Please try the following:
Open a new worksheet with File > New > Worksheet Mode
and copy & paste the following:

with(Groebner);
with(PolynomialIdeals);
a := -9*w*v*t - 5/2*x*y*z*t + 6*w^3 + 5/2*x*z^2*w + 3*t^2*u + 3*y^3*t - 9*y*t - 4*y^2*z*w + 3/2*y*v*z^2 + 9*z*w - 1/2*z^3*u;
b := 2*x^4*z - 2*x^3*y^2 - 12*u^2*x*z + 36*u^2*y^2 - 48*u*v*x*y + 24*v^2*x^2 + 9*x^3 - 54*u^2;
c := 11*z^2*u*w + 20/3*x*z^2*y^2 - 12*t*y^2*v - 35*z*w^2*x + 24*y^2*z - 13/3*y^4*z - 90*w^2 - 11*u*y*z*t + 5*y*z*v*w + 10*x*v*t*z + 10*x*w*t*y - 7/3*x^3*x^2 + 22*w^2*y^2 + 3/2*t^2*x^2 - 15*x*z^2 - 3/2*v^2*z^2 + 36*t*v - 27*z;
d := 10*z*x*u*w + 10*y*u*v*z - 90*v^2 - 12*u*y^2*w + 20/3*z*x^2*y^2 + 11*x^2*v*t - 35*x*v^2*z + 22*v^2*y^2 + 3/2*u^2*z^2 - 7/3*x^3*z^2 - 3/2*x^2*w^2 + 36*u*w + 24*y^2*x - 13/3*y^4*x - 15*z*x^2 + 5*v*x*y*w - 11*x*y*u*t - 27*x;
e := 24*x*y*v*t - 87/2*x*v*z*w + 24*u*y*z*w + 33/2*x*u*z*t + 54*y^3 - 9*y^5 + 9/2*w*x^2*t + 51*y^2*v*w + 9/2*v*z^2*u - 7*x^2*z^2*y + 16*y^3*z*x - 45*u*y^2*t - 18*x*y*w^2 - 45*z*x*y - 18*y*v^2*z - 81*y + 81*u*t - 135*w*v;
f := 270*u^2*y*t - 3*x^2*y^2*w - 33/2*x^3*y*t + 57/2*x^3*z*w + 261*x*v^2*w - 72*u^2*z*w + 621*v*x*y + 54*x*u*w^2 + 405*z*x*u + 87/2*x^2*z^2*u - 219*y^3*v*x - 1134*u*y^2 + 270*u*y^4 + 108*x^2*w + 108*y*v^3 + 363/2*y*x^2*v*z - 171*x*u*v*t - 450*u*y*v*w - 285*u*y^2*z*x + 972*u;
g := 138*u*v*y*t - 129*x*y^2*v*z - 147*u*v*z*w + 187/2*x^2*y*z*w - 360*y^2*v + 62*v*y^4 + 27*x^2*t + 18*v^3*z - 48*x*u*w*t - 129/2*x*u*z^2*y - 243*u*y*z + 85*y^3*z*u - 21*x^2*y^2*t + 288*w*x*y + 288*z*x*v + 91/2*v*z^2*x^2 - 76*y^3*w*x - 24*x*v^2*t + 192*x*v*w^2 - 132*u*y*w^2 + 33*u^2*z*t + 9/2*x^3*z*t - 30*v^2*y*w + 486*v;
J := PolynomialIdeal(a, b, c, d, e, f, g);

then run it, pressing Enter. It should work.

@Mariusz Iwaniuk For such examples it is important to know the type of the solution. If we are looking for classical C^1 solutions, then indeed there are three of them. But if we want generalized solutions (continuous and differentiable except a finite number of points, or even absolutely continuous -- which both Maple and Matematica obtain sometimes) then there are infinitely many solutions. Is Mma able to find them? I don't think so.
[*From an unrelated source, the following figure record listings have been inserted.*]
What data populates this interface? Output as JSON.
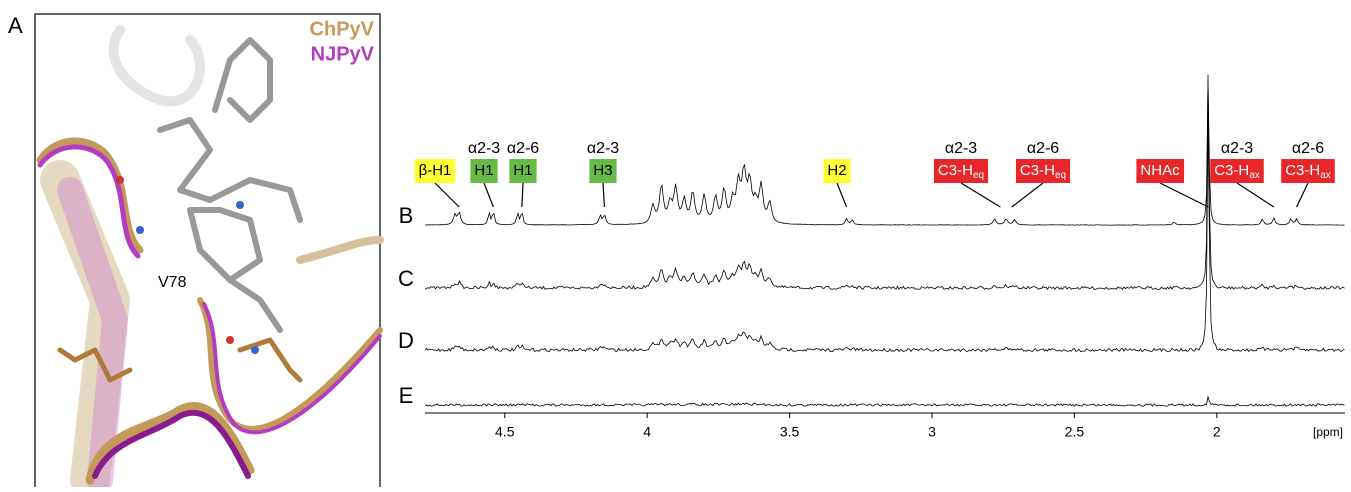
{
  "panel_a": {
    "label": "A",
    "legend": [
      "ChPyV",
      "NJPyV"
    ],
    "residue_label": "V78"
  },
  "spectrum": {
    "xlim": [
      4.78,
      1.55
    ],
    "xticks": [
      4.5,
      4.0,
      3.5,
      3.0,
      2.5,
      2.0
    ],
    "x_unit": "[ppm]",
    "traces": [
      "B",
      "C",
      "D",
      "E"
    ],
    "peaks": [
      {
        "ppm": 4.66,
        "label": "β-H1",
        "color": "#ffff33"
      },
      {
        "ppm": 4.54,
        "group": "α2-3",
        "label": "H1",
        "color": "#66bb44"
      },
      {
        "ppm": 4.44,
        "group": "α2-6",
        "label": "H1",
        "color": "#66bb44"
      },
      {
        "ppm": 4.15,
        "group": "α2-3",
        "label": "H3",
        "color": "#66bb44"
      },
      {
        "ppm": 3.3,
        "label": "H2",
        "color": "#ffff33"
      },
      {
        "ppm": 2.76,
        "group": "α2-3",
        "label": "C3-H",
        "sub": "eq",
        "color": "#e8272a"
      },
      {
        "ppm": 2.72,
        "group": "α2-6",
        "label": "C3-H",
        "sub": "eq",
        "color": "#e8272a"
      },
      {
        "ppm": 2.03,
        "label": "NHAc",
        "color": "#e8272a"
      },
      {
        "ppm": 1.8,
        "group": "α2-3",
        "label": "C3-H",
        "sub": "ax",
        "color": "#e8272a"
      },
      {
        "ppm": 1.72,
        "group": "α2-6",
        "label": "C3-H",
        "sub": "ax",
        "color": "#e8272a"
      }
    ]
  }
}
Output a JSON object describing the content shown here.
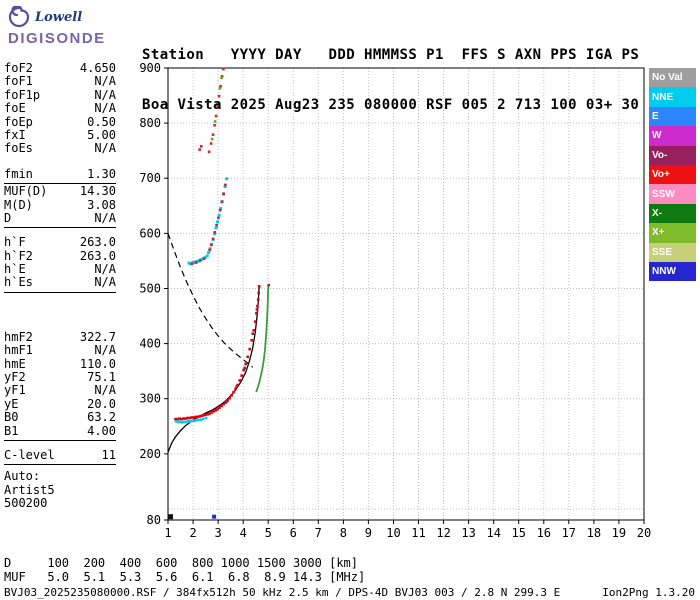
{
  "logo": {
    "title": "Lowell",
    "subtitle": "DIGISONDE"
  },
  "header": {
    "line1": "Station   YYYY DAY   DDD HMMMSS P1  FFS S AXN PPS IGA PS",
    "line2": "Boa Vista 2025 Aug23 235 080000 RSF 005 2 713 100 03+ 30"
  },
  "params": {
    "groups": [
      {
        "rows": [
          [
            "foF2",
            "4.650"
          ],
          [
            "foF1",
            "N/A"
          ],
          [
            "foF1p",
            "N/A"
          ],
          [
            "foE",
            "N/A"
          ],
          [
            "foEp",
            "0.50"
          ],
          [
            "fxI",
            "5.00"
          ],
          [
            "foEs",
            "N/A"
          ]
        ],
        "separator": false
      },
      {
        "rows": [
          [
            "fmin",
            "1.30"
          ]
        ],
        "separator": true
      },
      {
        "rows": [
          [
            "MUF(D)",
            "14.30"
          ],
          [
            "M(D)",
            "3.08"
          ],
          [
            "D",
            "N/A"
          ]
        ],
        "separator": true
      },
      {
        "rows": [
          [
            "h`F",
            "263.0"
          ],
          [
            "h`F2",
            "263.0"
          ],
          [
            "h`E",
            "N/A"
          ],
          [
            "h`Es",
            "N/A"
          ]
        ],
        "separator": true
      },
      {
        "rows": [
          [
            "hmF2",
            "322.7"
          ],
          [
            "hmF1",
            "N/A"
          ],
          [
            "hmE",
            "110.0"
          ],
          [
            "yF2",
            "75.1"
          ],
          [
            "yF1",
            "N/A"
          ],
          [
            "yE",
            "20.0"
          ],
          [
            "B0",
            "63.2"
          ],
          [
            "B1",
            "4.00"
          ]
        ],
        "separator": true
      },
      {
        "rows": [
          [
            "C-level",
            "11"
          ]
        ],
        "separator": true
      },
      {
        "rows": [
          [
            "Auto:",
            ""
          ],
          [
            "Artist5",
            ""
          ],
          [
            "500200",
            ""
          ]
        ],
        "separator": false
      }
    ]
  },
  "legend": {
    "items": [
      {
        "label": "No Val",
        "color": "#9e9e9e"
      },
      {
        "label": "NNE",
        "color": "#00ccee"
      },
      {
        "label": "E",
        "color": "#2e86ff"
      },
      {
        "label": "W",
        "color": "#cc2ccc"
      },
      {
        "label": "Vo-",
        "color": "#99205e"
      },
      {
        "label": "Vo+",
        "color": "#ee1111"
      },
      {
        "label": "SSW",
        "color": "#ff8cc0"
      },
      {
        "label": "X-",
        "color": "#0f7a0f"
      },
      {
        "label": "X+",
        "color": "#7fbb2a"
      },
      {
        "label": "SSE",
        "color": "#c8cf7a"
      },
      {
        "label": "NNW",
        "color": "#2626cf"
      }
    ]
  },
  "chart_data": {
    "type": "scatter",
    "title": "Ionogram virtual height vs frequency",
    "xlabel": "[MHz]",
    "ylabel": "[km]",
    "x_axis": {
      "min": 1,
      "max": 20,
      "ticks": [
        1,
        2,
        3,
        4,
        5,
        6,
        7,
        8,
        9,
        10,
        11,
        12,
        13,
        14,
        15,
        16,
        17,
        18,
        19,
        20
      ],
      "grid": [
        2,
        3,
        4,
        5,
        6,
        7,
        8,
        9,
        10,
        11,
        12,
        13,
        14,
        15,
        16,
        17,
        18,
        19
      ]
    },
    "y_axis": {
      "min": 80,
      "max": 900,
      "labels": [
        900,
        800,
        700,
        600,
        500,
        400,
        300,
        200,
        80
      ],
      "grid": [
        100,
        200,
        300,
        400,
        500,
        600,
        700,
        800
      ]
    },
    "series": [
      {
        "name": "transmission-curve",
        "type": "line",
        "color": "#000000",
        "width": 1.2,
        "dash": "6 4",
        "points": [
          [
            1.0,
            600
          ],
          [
            1.25,
            568
          ],
          [
            1.5,
            538
          ],
          [
            1.75,
            511
          ],
          [
            2.0,
            487
          ],
          [
            2.25,
            465
          ],
          [
            2.5,
            446
          ],
          [
            2.75,
            429
          ],
          [
            3.0,
            414
          ],
          [
            3.25,
            401
          ],
          [
            3.5,
            390
          ],
          [
            3.75,
            380
          ],
          [
            4.0,
            371
          ],
          [
            4.2,
            364
          ],
          [
            4.38,
            357
          ]
        ]
      },
      {
        "name": "true-height-profile",
        "type": "line",
        "color": "#000000",
        "width": 1.3,
        "points": [
          [
            1.0,
            203
          ],
          [
            1.15,
            220
          ],
          [
            1.3,
            231
          ],
          [
            1.5,
            242
          ],
          [
            1.7,
            251
          ],
          [
            1.9,
            258
          ],
          [
            2.1,
            264
          ],
          [
            2.3,
            269
          ],
          [
            2.5,
            274
          ],
          [
            2.7,
            278
          ],
          [
            2.9,
            283
          ],
          [
            3.1,
            289
          ],
          [
            3.3,
            296
          ],
          [
            3.5,
            305
          ],
          [
            3.7,
            316
          ],
          [
            3.9,
            330
          ],
          [
            4.1,
            348
          ],
          [
            4.25,
            368
          ],
          [
            4.38,
            392
          ],
          [
            4.48,
            420
          ],
          [
            4.56,
            452
          ],
          [
            4.61,
            480
          ],
          [
            4.64,
            505
          ]
        ]
      },
      {
        "name": "o-trace",
        "type": "scatter",
        "color": "#dd0011",
        "size": 2.6,
        "points": [
          [
            1.3,
            263
          ],
          [
            1.38,
            263
          ],
          [
            1.46,
            264
          ],
          [
            1.54,
            263
          ],
          [
            1.62,
            264
          ],
          [
            1.7,
            264
          ],
          [
            1.78,
            265
          ],
          [
            1.86,
            265
          ],
          [
            1.94,
            266
          ],
          [
            2.02,
            266
          ],
          [
            2.1,
            267
          ],
          [
            2.18,
            267
          ],
          [
            2.26,
            268
          ],
          [
            2.34,
            269
          ],
          [
            2.42,
            270
          ],
          [
            2.5,
            271
          ],
          [
            2.58,
            272
          ],
          [
            2.66,
            273
          ],
          [
            2.74,
            275
          ],
          [
            2.82,
            277
          ],
          [
            2.9,
            279
          ],
          [
            2.98,
            281
          ],
          [
            3.06,
            284
          ],
          [
            3.14,
            287
          ],
          [
            3.22,
            290
          ],
          [
            3.3,
            293
          ],
          [
            3.38,
            297
          ],
          [
            3.46,
            301
          ],
          [
            3.54,
            306
          ],
          [
            3.62,
            312
          ],
          [
            3.7,
            318
          ],
          [
            3.78,
            325
          ],
          [
            3.86,
            333
          ],
          [
            3.94,
            342
          ],
          [
            4.02,
            352
          ],
          [
            4.1,
            363
          ],
          [
            4.18,
            376
          ],
          [
            4.26,
            390
          ],
          [
            4.34,
            406
          ],
          [
            4.42,
            424
          ],
          [
            4.48,
            440
          ],
          [
            4.53,
            455
          ],
          [
            4.57,
            468
          ],
          [
            4.6,
            480
          ],
          [
            4.62,
            492
          ],
          [
            4.64,
            504
          ],
          [
            5.02,
            506
          ]
        ]
      },
      {
        "name": "nne-leading-edge",
        "type": "scatter",
        "color": "#00ccee",
        "size": 2.6,
        "points": [
          [
            1.32,
            259
          ],
          [
            1.4,
            258
          ],
          [
            1.48,
            258
          ],
          [
            1.56,
            257
          ],
          [
            1.64,
            258
          ],
          [
            1.72,
            258
          ],
          [
            1.8,
            259
          ],
          [
            1.88,
            259
          ],
          [
            1.96,
            260
          ],
          [
            2.04,
            260
          ],
          [
            2.12,
            261
          ],
          [
            2.2,
            261
          ],
          [
            2.3,
            262
          ],
          [
            2.4,
            263
          ],
          [
            2.52,
            265
          ]
        ]
      },
      {
        "name": "second-hop-nne",
        "type": "scatter",
        "color": "#00ccee",
        "size": 3,
        "points": [
          [
            1.84,
            546
          ],
          [
            1.92,
            545
          ],
          [
            2.0,
            547
          ],
          [
            2.08,
            548
          ],
          [
            2.16,
            549
          ],
          [
            2.24,
            550
          ],
          [
            2.32,
            552
          ],
          [
            2.4,
            554
          ],
          [
            2.48,
            556
          ],
          [
            2.56,
            559
          ],
          [
            2.62,
            565
          ],
          [
            2.68,
            572
          ],
          [
            2.74,
            580
          ],
          [
            2.8,
            589
          ],
          [
            2.86,
            599
          ],
          [
            2.92,
            610
          ],
          [
            2.98,
            621
          ],
          [
            3.04,
            633
          ],
          [
            3.1,
            645
          ],
          [
            3.16,
            658
          ],
          [
            3.22,
            671
          ],
          [
            3.28,
            685
          ],
          [
            3.34,
            699
          ]
        ]
      },
      {
        "name": "second-hop-o",
        "type": "scatter",
        "color": "#cc2233",
        "size": 2.6,
        "points": [
          [
            1.96,
            545
          ],
          [
            2.12,
            547
          ],
          [
            2.28,
            551
          ],
          [
            2.44,
            554
          ],
          [
            2.66,
            570
          ],
          [
            2.73,
            579
          ],
          [
            2.8,
            590
          ],
          [
            2.87,
            602
          ],
          [
            2.94,
            615
          ],
          [
            3.01,
            628
          ],
          [
            3.08,
            642
          ],
          [
            3.15,
            657
          ],
          [
            3.22,
            672
          ],
          [
            3.29,
            688
          ],
          [
            2.26,
            752
          ],
          [
            2.33,
            758
          ]
        ]
      },
      {
        "name": "upper-scatter-o",
        "type": "scatter",
        "color": "#dd2222",
        "size": 2.6,
        "points": [
          [
            2.64,
            748
          ],
          [
            2.72,
            763
          ],
          [
            2.8,
            779
          ],
          [
            2.86,
            796
          ],
          [
            2.92,
            813
          ],
          [
            2.98,
            831
          ],
          [
            3.04,
            849
          ],
          [
            3.1,
            867
          ],
          [
            3.16,
            885
          ],
          [
            3.21,
            898
          ]
        ]
      },
      {
        "name": "upper-scatter-x",
        "type": "scatter",
        "color": "#55aa33",
        "size": 2.6,
        "points": [
          [
            2.76,
            771
          ],
          [
            2.88,
            803
          ],
          [
            2.97,
            836
          ],
          [
            3.07,
            863
          ],
          [
            3.14,
            882
          ]
        ]
      },
      {
        "name": "vo-minus-points",
        "type": "scatter",
        "color": "#99205e",
        "size": 2.6,
        "points": [
          [
            3.34,
            295
          ],
          [
            3.74,
            322
          ],
          [
            4.06,
            356
          ],
          [
            4.38,
            418
          ],
          [
            4.55,
            462
          ]
        ]
      },
      {
        "name": "x-trace",
        "type": "line",
        "color": "#3d9a3d",
        "width": 1.8,
        "points": [
          [
            4.52,
            312
          ],
          [
            4.58,
            320
          ],
          [
            4.64,
            329
          ],
          [
            4.7,
            340
          ],
          [
            4.76,
            353
          ],
          [
            4.82,
            369
          ],
          [
            4.87,
            389
          ],
          [
            4.91,
            412
          ],
          [
            4.95,
            441
          ],
          [
            4.98,
            470
          ],
          [
            5.0,
            505
          ]
        ]
      },
      {
        "name": "baseline-mark",
        "type": "scatter",
        "color": "#111111",
        "size": 5,
        "points": [
          [
            1.1,
            86
          ]
        ]
      },
      {
        "name": "baseline-mark-nnw",
        "type": "scatter",
        "color": "#2626cf",
        "size": 4,
        "points": [
          [
            2.84,
            86
          ]
        ]
      }
    ]
  },
  "dmuf_table": {
    "rows": [
      {
        "label": "D",
        "values": [
          "100",
          "200",
          "400",
          "600",
          "800",
          "1000",
          "1500",
          "3000"
        ],
        "unit": "[km]"
      },
      {
        "label": "MUF",
        "values": [
          "5.0",
          "5.1",
          "5.3",
          "5.6",
          "6.1",
          "6.8",
          "8.9",
          "14.3"
        ],
        "unit": "[MHz]"
      }
    ]
  },
  "status_bar": {
    "left": "BVJ03_2025235080000.RSF / 384fx512h 50 kHz 2.5 km / DPS-4D BVJ03 003 / 2.8 N 299.3 E",
    "right": "Ion2Png 1.3.20"
  }
}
@acer _C1 does not seem to be essential

restart;
eq1 := -ln(u)/2 + ln(3*u - 2)/6 - a - ln(x):
eq2 := -ln(u)/2 + ln(3*u - 2)/6 - a + ln(x):
solve(eq1, u) assuming x::real, a::real; # error
solve(eq2, u) assuming x::real, a::real; # ok, no RootOfs

Same if  ::real   is replaced with  > 0

@Carl Love Ok, but this ia actually a workaround for a bug.